During the late 1920s, Prescott “Bud” Cummings arrived in Eastham, aiming to make a living as a turnip farmer. Profit margins were narrow, and it wasn’t long before he turned to the transit of illicit alcohol, or “rum running,” a much more lucrative way to make a living during the era of Prohibition.

Labeled as the “Noble Experiment” by President Herbert Hoover, Prohibition was in effect from January 17, 1920 to December 5, 1933. Thanks to the 18th Amendment, the sale, transport and manufacturing of alcoholic beverages became illegal, but many Cape Codders just couldn’t resist the adventures—or the cash—that smuggling contraband booze could offer.

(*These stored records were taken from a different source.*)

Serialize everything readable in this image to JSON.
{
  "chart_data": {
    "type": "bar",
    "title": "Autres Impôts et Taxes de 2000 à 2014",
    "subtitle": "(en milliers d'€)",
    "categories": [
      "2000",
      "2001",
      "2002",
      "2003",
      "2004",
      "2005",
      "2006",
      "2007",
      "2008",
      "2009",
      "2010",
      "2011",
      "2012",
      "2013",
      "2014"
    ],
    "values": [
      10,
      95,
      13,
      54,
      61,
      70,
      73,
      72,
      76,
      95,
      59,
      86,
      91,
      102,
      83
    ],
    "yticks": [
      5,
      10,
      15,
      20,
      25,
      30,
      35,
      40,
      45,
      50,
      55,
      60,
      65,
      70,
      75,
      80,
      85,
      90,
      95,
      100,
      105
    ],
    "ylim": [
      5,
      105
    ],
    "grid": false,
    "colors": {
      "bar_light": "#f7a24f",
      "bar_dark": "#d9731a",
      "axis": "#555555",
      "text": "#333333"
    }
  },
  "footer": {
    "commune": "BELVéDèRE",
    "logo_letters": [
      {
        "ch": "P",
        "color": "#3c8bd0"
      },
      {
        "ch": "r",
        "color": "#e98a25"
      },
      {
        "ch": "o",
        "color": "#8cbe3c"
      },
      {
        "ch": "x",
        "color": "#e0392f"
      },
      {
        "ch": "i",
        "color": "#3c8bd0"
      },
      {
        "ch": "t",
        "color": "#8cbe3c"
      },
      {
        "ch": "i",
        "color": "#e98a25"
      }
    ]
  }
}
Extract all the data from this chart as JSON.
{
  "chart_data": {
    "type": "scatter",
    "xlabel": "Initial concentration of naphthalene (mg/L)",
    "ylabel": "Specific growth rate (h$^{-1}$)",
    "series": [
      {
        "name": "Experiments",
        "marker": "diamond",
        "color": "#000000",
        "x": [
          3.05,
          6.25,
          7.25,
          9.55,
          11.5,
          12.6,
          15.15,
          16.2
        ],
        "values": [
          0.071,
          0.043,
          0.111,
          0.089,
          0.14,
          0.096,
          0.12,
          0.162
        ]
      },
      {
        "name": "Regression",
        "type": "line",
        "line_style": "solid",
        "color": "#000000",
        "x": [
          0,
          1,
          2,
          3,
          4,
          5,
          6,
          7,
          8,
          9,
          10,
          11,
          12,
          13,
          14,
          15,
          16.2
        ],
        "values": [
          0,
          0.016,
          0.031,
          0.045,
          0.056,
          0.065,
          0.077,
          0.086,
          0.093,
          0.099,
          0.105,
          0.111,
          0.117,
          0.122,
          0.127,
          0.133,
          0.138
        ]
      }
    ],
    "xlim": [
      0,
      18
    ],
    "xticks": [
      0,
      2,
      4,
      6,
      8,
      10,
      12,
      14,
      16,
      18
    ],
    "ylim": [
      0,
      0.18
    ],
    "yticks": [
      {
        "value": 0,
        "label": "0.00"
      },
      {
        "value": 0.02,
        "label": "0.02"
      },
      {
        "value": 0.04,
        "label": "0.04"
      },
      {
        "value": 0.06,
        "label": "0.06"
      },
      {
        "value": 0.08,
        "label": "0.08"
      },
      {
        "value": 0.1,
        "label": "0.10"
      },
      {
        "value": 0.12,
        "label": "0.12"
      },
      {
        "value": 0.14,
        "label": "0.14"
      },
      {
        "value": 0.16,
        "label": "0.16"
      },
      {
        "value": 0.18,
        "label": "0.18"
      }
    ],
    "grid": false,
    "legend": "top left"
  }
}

Cummings was among the more successful rum runners on the Cape. The gig paid him “five dollars for every case that he dropped from the rum runners to the shore,” according to a series of interviews that Don Sparrow conducted with Cummings for the Eastham Historical Society during the 1980s. The 40,000 cases that he brought in added up to $200,000. Manny Zora, a Provincetown rum runner whose adventures are chronicled in his book “The Sea Fox” (co-written with Scott Corbett), had similar success aboard his fishing vessel, Mary Ellen. “I’ve never known a law which was so enthusiastically violated with the possible exception of the 55-mile per hour speed limit,” Sparrow often said of the 18th Amendment.